Toutefois, une certitude s'impose: les projets déposés exploseront largement les enveloppes existantes (231,13 millions à dix ans). Un petit coup de sonde permet de le prouver. Projets innovants à Bordet et rénovation à l'Huderf, où certaines unités de soins ont plus de 40 ans dans les pattes: les plans introduits par l'Hôpital universitaire de Bruxelles (HUB) avoisinent les 160 millions, situe son directeur général adjoint, Francis de Drée. Aux Cliniques de l'Europe, on mise sur un total de 180 millions (60 dans un premier temps, 120 par la suite), notamment pour ériger un nouveau bâtiment centralisant les fonctions de support et logistiques, afin de dégager de la place pour la prise en charge des patients au sein des structures existantes. Deux coups de fil... et un budget déjà largement dépassé.

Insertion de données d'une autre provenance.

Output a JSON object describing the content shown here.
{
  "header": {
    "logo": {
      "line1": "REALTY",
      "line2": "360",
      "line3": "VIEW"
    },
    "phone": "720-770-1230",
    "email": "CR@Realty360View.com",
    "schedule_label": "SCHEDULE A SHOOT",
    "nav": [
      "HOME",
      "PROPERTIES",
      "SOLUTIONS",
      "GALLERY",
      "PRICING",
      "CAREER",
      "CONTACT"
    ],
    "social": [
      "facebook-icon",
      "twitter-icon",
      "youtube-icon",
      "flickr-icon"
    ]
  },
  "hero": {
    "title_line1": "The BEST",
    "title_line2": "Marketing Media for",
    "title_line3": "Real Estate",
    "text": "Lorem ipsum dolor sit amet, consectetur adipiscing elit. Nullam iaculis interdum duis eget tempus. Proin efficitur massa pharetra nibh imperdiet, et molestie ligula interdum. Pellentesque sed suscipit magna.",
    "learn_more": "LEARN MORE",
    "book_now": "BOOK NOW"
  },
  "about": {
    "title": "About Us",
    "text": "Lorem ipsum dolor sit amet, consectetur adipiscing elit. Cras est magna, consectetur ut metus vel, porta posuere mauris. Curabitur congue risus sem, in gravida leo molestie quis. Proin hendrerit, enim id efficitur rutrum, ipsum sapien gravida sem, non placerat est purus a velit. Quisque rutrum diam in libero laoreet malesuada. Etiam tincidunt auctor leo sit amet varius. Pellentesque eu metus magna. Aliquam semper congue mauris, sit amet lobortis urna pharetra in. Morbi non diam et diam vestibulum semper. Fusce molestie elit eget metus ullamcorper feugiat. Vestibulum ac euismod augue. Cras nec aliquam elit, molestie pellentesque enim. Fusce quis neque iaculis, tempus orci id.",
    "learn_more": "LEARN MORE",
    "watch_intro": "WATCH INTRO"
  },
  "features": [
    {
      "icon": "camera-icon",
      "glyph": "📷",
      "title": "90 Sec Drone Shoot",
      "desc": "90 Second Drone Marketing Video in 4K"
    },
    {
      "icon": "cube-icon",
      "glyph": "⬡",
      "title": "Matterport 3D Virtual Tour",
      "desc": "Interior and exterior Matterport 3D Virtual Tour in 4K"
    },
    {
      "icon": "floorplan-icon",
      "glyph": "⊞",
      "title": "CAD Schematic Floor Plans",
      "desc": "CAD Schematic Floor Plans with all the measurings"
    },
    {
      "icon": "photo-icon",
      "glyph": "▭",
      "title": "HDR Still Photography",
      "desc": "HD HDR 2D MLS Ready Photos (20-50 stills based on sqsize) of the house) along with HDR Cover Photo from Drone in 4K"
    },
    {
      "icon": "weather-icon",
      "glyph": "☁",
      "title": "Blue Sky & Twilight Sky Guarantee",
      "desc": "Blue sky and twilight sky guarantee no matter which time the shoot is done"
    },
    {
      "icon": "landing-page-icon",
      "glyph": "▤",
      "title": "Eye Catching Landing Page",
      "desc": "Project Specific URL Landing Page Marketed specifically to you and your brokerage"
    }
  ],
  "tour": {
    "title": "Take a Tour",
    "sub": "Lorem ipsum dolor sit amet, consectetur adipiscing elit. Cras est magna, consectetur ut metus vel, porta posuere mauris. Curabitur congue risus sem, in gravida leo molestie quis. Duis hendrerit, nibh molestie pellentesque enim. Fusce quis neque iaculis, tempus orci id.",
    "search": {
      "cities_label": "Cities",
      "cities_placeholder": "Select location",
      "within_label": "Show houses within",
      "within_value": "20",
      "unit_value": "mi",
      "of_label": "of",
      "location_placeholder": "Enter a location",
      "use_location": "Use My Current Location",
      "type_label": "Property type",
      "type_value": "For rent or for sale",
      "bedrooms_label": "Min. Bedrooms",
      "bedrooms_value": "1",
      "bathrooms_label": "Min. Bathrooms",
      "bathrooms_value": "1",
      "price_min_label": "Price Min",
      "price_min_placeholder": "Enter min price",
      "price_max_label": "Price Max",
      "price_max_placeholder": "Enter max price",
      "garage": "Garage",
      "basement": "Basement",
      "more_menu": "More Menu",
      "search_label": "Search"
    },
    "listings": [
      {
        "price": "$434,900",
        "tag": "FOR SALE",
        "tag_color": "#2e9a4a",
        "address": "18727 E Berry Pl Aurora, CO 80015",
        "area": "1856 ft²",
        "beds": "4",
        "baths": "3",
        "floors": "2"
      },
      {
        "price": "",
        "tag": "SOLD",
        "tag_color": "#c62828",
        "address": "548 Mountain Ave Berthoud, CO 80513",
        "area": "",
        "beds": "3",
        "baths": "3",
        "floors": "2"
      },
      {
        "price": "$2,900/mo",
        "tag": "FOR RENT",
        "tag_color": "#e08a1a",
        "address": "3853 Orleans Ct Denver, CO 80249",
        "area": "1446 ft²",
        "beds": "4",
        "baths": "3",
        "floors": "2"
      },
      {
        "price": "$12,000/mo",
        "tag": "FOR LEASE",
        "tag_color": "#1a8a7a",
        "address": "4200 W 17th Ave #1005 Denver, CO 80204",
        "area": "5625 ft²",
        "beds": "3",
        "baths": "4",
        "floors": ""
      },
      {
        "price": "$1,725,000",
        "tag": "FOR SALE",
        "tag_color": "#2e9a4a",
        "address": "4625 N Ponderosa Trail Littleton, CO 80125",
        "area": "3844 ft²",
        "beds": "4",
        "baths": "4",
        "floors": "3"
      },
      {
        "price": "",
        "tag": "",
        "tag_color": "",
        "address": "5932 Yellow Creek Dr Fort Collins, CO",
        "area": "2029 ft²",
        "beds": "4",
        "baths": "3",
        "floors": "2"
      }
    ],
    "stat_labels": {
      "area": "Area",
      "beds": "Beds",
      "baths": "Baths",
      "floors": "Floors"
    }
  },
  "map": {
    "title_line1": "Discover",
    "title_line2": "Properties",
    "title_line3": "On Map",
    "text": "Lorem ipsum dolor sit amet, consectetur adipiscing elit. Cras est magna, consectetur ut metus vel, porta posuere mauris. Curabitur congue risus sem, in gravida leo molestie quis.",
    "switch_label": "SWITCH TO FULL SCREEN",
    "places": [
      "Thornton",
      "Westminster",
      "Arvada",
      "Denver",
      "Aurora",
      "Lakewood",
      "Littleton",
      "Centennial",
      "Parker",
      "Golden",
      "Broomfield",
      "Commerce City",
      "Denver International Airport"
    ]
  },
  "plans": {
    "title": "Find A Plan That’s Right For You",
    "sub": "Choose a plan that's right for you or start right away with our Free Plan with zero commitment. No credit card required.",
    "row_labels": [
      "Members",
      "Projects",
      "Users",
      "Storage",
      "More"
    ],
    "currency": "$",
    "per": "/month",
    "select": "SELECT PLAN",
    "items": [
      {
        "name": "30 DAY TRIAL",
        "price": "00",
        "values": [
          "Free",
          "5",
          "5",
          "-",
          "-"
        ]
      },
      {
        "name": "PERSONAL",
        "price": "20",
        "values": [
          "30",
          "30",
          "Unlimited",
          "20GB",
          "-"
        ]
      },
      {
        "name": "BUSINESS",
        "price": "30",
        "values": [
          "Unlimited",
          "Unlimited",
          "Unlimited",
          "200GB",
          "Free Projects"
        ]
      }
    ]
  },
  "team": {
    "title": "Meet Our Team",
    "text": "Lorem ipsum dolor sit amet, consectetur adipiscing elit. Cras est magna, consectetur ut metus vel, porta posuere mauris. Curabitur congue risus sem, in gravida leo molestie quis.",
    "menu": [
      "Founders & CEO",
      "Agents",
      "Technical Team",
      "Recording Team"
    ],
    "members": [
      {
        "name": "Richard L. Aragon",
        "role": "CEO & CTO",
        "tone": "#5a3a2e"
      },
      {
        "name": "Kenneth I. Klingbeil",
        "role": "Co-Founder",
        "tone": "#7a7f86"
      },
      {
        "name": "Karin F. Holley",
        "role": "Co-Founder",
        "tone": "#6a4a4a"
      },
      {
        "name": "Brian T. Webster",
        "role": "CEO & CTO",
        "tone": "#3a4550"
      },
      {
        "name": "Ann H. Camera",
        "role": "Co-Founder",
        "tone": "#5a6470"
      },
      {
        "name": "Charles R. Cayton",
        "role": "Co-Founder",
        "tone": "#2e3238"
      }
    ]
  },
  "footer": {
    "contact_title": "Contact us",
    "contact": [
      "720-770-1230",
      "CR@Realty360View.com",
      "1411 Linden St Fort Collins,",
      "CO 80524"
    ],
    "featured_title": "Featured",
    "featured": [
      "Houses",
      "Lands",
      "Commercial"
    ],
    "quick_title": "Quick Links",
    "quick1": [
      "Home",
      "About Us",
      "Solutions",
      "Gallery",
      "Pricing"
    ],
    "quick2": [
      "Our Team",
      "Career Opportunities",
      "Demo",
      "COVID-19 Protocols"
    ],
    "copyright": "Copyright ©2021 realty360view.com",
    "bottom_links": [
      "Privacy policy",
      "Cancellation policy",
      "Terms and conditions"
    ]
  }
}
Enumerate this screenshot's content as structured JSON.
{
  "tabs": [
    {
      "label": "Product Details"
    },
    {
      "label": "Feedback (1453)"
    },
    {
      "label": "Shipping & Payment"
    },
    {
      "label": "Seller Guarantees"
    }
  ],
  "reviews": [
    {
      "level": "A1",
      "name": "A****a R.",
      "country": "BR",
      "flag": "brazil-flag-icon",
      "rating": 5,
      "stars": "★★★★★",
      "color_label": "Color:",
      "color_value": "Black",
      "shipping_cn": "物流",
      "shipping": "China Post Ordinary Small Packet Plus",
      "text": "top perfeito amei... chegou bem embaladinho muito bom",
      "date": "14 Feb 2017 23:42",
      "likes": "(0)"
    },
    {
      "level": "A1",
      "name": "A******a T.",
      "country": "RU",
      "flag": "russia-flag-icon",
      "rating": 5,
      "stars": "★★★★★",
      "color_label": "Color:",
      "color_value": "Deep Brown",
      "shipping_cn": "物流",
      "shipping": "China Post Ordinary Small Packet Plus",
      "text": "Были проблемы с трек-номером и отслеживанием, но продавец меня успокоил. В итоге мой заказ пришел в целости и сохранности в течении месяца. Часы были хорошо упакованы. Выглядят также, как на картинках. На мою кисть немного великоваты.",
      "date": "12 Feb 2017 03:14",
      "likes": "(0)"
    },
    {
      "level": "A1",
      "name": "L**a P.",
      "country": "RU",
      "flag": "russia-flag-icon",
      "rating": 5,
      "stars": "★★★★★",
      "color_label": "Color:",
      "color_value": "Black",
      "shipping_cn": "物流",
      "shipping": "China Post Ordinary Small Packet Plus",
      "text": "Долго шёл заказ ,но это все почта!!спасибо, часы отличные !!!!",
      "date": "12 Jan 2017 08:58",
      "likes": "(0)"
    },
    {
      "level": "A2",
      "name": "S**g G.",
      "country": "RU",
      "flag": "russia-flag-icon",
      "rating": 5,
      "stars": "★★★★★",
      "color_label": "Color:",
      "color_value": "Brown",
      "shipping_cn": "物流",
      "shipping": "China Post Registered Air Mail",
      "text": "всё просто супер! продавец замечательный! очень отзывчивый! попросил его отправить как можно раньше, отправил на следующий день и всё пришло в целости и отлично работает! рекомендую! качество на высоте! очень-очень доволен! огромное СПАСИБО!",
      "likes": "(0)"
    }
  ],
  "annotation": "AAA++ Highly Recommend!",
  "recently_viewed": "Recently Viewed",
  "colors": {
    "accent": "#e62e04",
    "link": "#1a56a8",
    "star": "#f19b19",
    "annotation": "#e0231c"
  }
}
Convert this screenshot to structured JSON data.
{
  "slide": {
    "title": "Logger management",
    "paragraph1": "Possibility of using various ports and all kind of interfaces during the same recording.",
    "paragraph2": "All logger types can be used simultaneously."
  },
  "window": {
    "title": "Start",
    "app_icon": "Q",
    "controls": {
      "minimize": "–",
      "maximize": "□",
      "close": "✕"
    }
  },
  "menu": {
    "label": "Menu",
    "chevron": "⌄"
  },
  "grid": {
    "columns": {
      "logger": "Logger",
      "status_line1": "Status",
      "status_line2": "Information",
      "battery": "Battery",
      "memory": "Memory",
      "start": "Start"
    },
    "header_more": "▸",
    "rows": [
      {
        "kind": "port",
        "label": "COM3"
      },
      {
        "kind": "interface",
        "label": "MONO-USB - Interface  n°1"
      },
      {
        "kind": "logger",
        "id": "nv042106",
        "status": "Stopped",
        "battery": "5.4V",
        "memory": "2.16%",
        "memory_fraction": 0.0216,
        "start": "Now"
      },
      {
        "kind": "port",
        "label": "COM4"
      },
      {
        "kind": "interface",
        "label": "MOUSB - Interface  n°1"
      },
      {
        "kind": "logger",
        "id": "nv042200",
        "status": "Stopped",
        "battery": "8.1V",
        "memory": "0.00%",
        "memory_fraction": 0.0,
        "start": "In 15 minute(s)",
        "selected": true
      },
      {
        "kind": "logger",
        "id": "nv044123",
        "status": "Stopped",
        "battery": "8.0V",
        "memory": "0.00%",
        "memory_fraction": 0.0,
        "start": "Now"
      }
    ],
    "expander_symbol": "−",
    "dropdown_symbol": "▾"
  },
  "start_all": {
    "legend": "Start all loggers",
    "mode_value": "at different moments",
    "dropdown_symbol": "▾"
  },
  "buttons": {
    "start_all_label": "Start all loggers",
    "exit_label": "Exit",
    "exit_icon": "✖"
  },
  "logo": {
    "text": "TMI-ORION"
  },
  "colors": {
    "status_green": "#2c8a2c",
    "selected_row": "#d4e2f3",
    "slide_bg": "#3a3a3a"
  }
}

"Bruxelles est enfin dotée d'un système qui tient la route, c'est déjà ça, commente Dieter Goemaere, directeur "hôpitaux" chez Gibbis. Cela étant, il y a pour nous un certain sens de l'urgence, d'autant plus que les autres entités n'ont pas attendu pour investir. Si l'on fonctionne avec un plan à 100 millions réservés aux seules situations urgentes, on va accumuler au moins dix ans de retard!"

Or il est primordial que la capitale lance un plan d'investissements, fait valoir Francis de Drée. "Des équipements de qualité constituent un facteur d'attractivité. Bordet et Delta sont des exemples flagrants, où l'activité a augmenté depuis l'inauguration." Même son de cloche auprès d'Anne Charlier et Catherine Fabry, respectivement directrice financière et directrice opérationnelle des Cliniques de l'Europe. "Nous avons besoin de clarification et de visibilité le plus rapidement possible. Si le budget est bloqué à 100 millions alors que les autres entités avancent, quel avenir pour les hôpitaux bruxellois?"

Chez Vivalis, on ne tombe évidemment pas des nues. "Il est raisonnable de penser qu'il existe un fossé entre le budget disponible et la réalité des besoins", glisse Nathalie Noël. Réalité des besoins que l'administration est en train d'étudier. Autrement dit, il faudra débloquer des enveloppes supplémentaires. "Les moyens sont limités et les hôpitaux, en difficulté; aussi faut-il que chaque euro investi le soit à bon escient. Tel est mon message au formateur bruxellois: avant d'injecter des centaines de millions, posons-nous et définissons une stratégie de long terme, réfléchissons à l'avenir du secteur."